During this period, he recalls his nasty and mean behaviour with people and regrets sincerely. He starts valuing and caring for his mother, wife, colleagues and also the servant. However, the biggest lesson he learns is from his neighbour Mr Sharma who when asked the secret behind his composed attitude, explains Raj that the only truth of life is death and when everybody has to die one day why hate or cheat anyone.

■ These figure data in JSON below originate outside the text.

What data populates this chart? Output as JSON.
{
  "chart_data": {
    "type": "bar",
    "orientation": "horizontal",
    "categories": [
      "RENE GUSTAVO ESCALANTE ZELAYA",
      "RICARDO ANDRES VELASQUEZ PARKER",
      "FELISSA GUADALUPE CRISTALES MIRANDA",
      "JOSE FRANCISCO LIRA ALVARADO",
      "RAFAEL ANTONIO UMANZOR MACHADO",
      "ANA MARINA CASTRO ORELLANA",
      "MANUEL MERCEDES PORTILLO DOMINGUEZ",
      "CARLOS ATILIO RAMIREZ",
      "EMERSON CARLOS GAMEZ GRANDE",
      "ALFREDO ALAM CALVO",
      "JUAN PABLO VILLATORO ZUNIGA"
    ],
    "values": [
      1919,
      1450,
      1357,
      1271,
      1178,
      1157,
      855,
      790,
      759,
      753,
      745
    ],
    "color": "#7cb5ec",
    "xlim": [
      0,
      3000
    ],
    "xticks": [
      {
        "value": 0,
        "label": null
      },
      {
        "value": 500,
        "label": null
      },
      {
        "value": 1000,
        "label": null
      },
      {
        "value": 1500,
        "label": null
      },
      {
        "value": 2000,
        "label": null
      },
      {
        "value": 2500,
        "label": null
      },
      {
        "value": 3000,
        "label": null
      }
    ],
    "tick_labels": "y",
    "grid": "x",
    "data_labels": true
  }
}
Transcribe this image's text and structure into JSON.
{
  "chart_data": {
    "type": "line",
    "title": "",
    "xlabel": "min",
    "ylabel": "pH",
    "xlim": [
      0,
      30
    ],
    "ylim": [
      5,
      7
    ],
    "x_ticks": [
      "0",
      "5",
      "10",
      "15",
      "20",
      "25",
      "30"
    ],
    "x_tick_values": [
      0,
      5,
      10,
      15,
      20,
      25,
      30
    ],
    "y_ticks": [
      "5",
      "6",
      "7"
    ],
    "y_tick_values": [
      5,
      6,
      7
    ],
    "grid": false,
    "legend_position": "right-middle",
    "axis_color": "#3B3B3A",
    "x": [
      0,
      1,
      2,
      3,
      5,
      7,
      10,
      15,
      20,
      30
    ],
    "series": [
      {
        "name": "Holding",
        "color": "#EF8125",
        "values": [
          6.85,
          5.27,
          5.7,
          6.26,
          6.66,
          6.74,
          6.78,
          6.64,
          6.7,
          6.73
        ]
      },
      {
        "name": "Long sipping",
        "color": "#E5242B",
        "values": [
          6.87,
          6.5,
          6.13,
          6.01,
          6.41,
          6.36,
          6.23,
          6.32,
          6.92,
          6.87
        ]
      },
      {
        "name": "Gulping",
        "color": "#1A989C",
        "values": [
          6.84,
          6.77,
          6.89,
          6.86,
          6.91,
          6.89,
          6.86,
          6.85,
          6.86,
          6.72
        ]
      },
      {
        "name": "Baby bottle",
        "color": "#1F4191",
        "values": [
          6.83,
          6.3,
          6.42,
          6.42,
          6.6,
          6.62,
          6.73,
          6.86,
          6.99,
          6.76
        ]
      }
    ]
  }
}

After a month, Raj gets a call from TJ computers enquiring about his joining. When Raj meets Mr Soni, he gets to know that actually the report is normal and the test for HIV gave a negative result. Surprised and majorly relieved, Raj joins the organisation and begins a new life. Life offers him temptations again in the form of Sandy who comes for a job. For few minutes Raj gets carried away but when he asks her to submit a medical report with HIV test before joining the work, the word HIV brings him back to his senses, making him recollect his depression during the days he suspected himself of having HIV. Immediately Raj cancels his date with Sandy proving that transformation is a journey.

==Cast==
- Deepna Kumar as Malini
- Ajay Arora as Mr. Sharma
- Vidhi Sethi as Jenny
- Anil Monga
- Aashutosh Mishra
- Prateek Sharma
- Shree Upadhyaya
- Olga Samuel
- Manish Jain
- Kkaran Soni
- Jyoti Sachdeva
- Gaurav Kumar
- Kuldeep Lulla

==Production==
Principal photography took place for 2 weeks in March 2012. It was filmed in New Delhi, India and completed in September 2012.

===Music===
The background score and a song were composed by Manoj Singh. The music was produced in Mumbai, India. The following song is featured in the film.
- "Badal Gayi Meri Zindagi Chand Lamhon Mein" by Shabana Shaikh, performed by Mahesh Jayaraman.

==Accolades==
- Official selection at the Delhi International Film Festival 2012.
- Nominated for the Best Screenplay at the Hot Media International Film Festival 2012.
- Honorable Mention award at the International Film Festival for Peace, Inspiration & Equality (IFFPIE) 2013 in Jakarta, Indonesia.
- 3rd prize winner at the 6th Boomtown Film & Music Festival 2013, Texas.
- Nominated for the Best South East Asian Film and Best Director at the World Music & Independent Film Festival 2013, Washington D.C.
- Official Selection at the Trinity International Film Festival 2013, Detroit, USA.
- Won Best film in Religious/Spiritual category at the Great Lakes International Film Festival 2013.
- Won Best Screenplay Award at the Free Spirit Film Festival 2013, India.
- Honorable Mention Award at the International Film Festival of Spirituality, Religion and Visionary 2013.
- Won "Silver Award – Short film competition" at the 2014 California Film Awards, USA.
- Won "Royal Reel Award" at the Canada International Film Festival 2014.